ÉCRITE PAR SAINT-SIMON À M. DE RANCÉ, ABBÉ DE LA TRAPPE, EN LE CONSULTANT SUR SES MÉMOIRES.


« Versailles, le 29 mars 1699.


« Il faut, Monsieur, que je sois bien convaincu que vous avez pour moi une bonté extrême, pour oser prendre la liberté que je fais en vous envoyant par la voie de M. du Charmel les papiers dont j’eus l’honneur de vous parler en mon dernier voyage, lorsque vous me permîtes de le faire.

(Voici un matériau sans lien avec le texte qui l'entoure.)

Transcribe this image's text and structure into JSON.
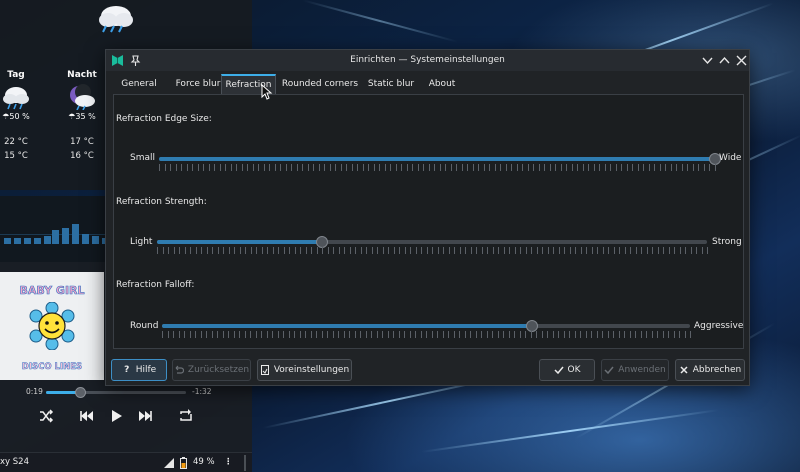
{
  "weather": {
    "days": [
      {
        "name": "Tag",
        "precip": "50 %",
        "high": "22 °C",
        "low": "15 °C",
        "icon": "cloudy-rain-icon"
      },
      {
        "name": "Nacht",
        "precip": "35 %",
        "high": "17 °C",
        "low": "16 °C",
        "icon": "night-cloudy-icon"
      }
    ],
    "top_icon": "cloudy-rain-icon"
  },
  "media": {
    "album_line1": "BABY GIRL",
    "album_line2": "DISCO LINES",
    "elapsed": "0:19",
    "remaining": "-1:32",
    "progress_fraction": 0.24
  },
  "taskbar": {
    "device": "xy S24",
    "battery": "49 %"
  },
  "dialog": {
    "title": "Einrichten — Systemeinstellungen",
    "tabs": [
      "General",
      "Force blur",
      "Refraction",
      "Rounded corners",
      "Static blur",
      "About"
    ],
    "active_tab": "Refraction",
    "sections": [
      {
        "label": "Refraction Edge Size:",
        "left": "Small",
        "right": "Wide",
        "value_fraction": 1.0
      },
      {
        "label": "Refraction Strength:",
        "left": "Light",
        "right": "Strong",
        "value_fraction": 0.3
      },
      {
        "label": "Refraction Falloff:",
        "left": "Round",
        "right": "Aggressive",
        "value_fraction": 0.7
      }
    ],
    "buttons": {
      "help": "Hilfe",
      "reset": "Zurücksetzen",
      "defaults": "Voreinstellungen",
      "ok": "OK",
      "apply": "Anwenden",
      "cancel": "Abbrechen"
    }
  },
  "colors": {
    "accent": "#3daee9",
    "slider_fill": "#2f7cb0",
    "window_bg": "#202326"
  }
}
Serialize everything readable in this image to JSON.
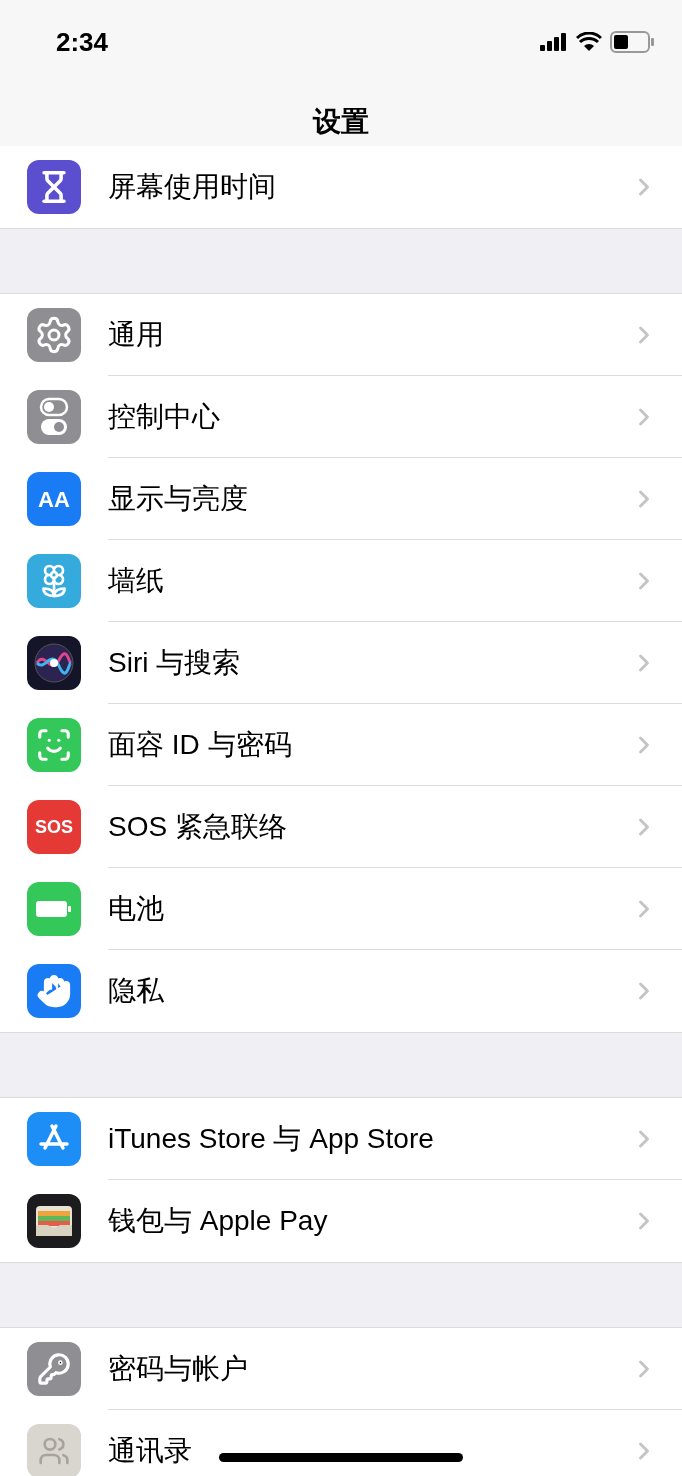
{
  "status_bar": {
    "time": "2:34"
  },
  "nav": {
    "title": "设置"
  },
  "groups": [
    {
      "items": [
        {
          "kind": "hourglass",
          "label": "屏幕使用时间"
        }
      ]
    },
    {
      "items": [
        {
          "kind": "gear",
          "label": "通用"
        },
        {
          "kind": "toggles",
          "label": "控制中心"
        },
        {
          "kind": "text_size",
          "icon_text": "AA",
          "label": "显示与亮度"
        },
        {
          "kind": "flower",
          "label": "墙纸"
        },
        {
          "kind": "siri",
          "label": "Siri 与搜索"
        },
        {
          "kind": "face",
          "label": "面容 ID 与密码"
        },
        {
          "kind": "sos",
          "icon_text": "SOS",
          "label": "SOS 紧急联络"
        },
        {
          "kind": "battery",
          "label": "电池"
        },
        {
          "kind": "hand",
          "label": "隐私"
        }
      ]
    },
    {
      "items": [
        {
          "kind": "appstore",
          "label": "iTunes Store 与 App Store"
        },
        {
          "kind": "wallet",
          "label": "钱包与 Apple Pay"
        }
      ]
    },
    {
      "items": [
        {
          "kind": "key",
          "label": "密码与帐户"
        },
        {
          "kind": "contacts",
          "label": "通讯录"
        }
      ]
    }
  ]
}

Je vous dis lors qu’il [y] avoit déjà quelque temps que je travaillois à des espèces de Mémoires de ma vie qui comprenoient tout ce qui a un rapport particulier à moi, et aussi un peu en général et superficiellement une espèce de relation des événements de ces temps, principalement des choses de la Cour[1] ; et comme je m’y suis proposé une exacte vérité, aussi m’y suis-je lâché à la dire bonne et mauvaise, toute telle qu’elle m’a semblé sur les uns et les autres, songeant à satisfaire mes inclinations et passions en tout ce que la vérité m’a permis de dire, attendu que travaillant pour moi et bien peu des miens pendant ma vie, et pour qui voudra

  1. On voit quelle était à cette date de 1699, c’est-à-dire quand il n’avait encore que vingt-quatre ans, la première idée de Saint-Simon en rédigeant ses Mémoires : mettre avec grand détail ce qui le concernait, et assez superficiellement ce qui regardait les autres. Mais, une fois à l’œuvre et à mesure qu’il y mordait, son dessein s’est accru et l’accessoire est devenu le principal ; le peintre, en présence de sa toile et de ses modèles, n’y a pas tenu et s’est donné carrière.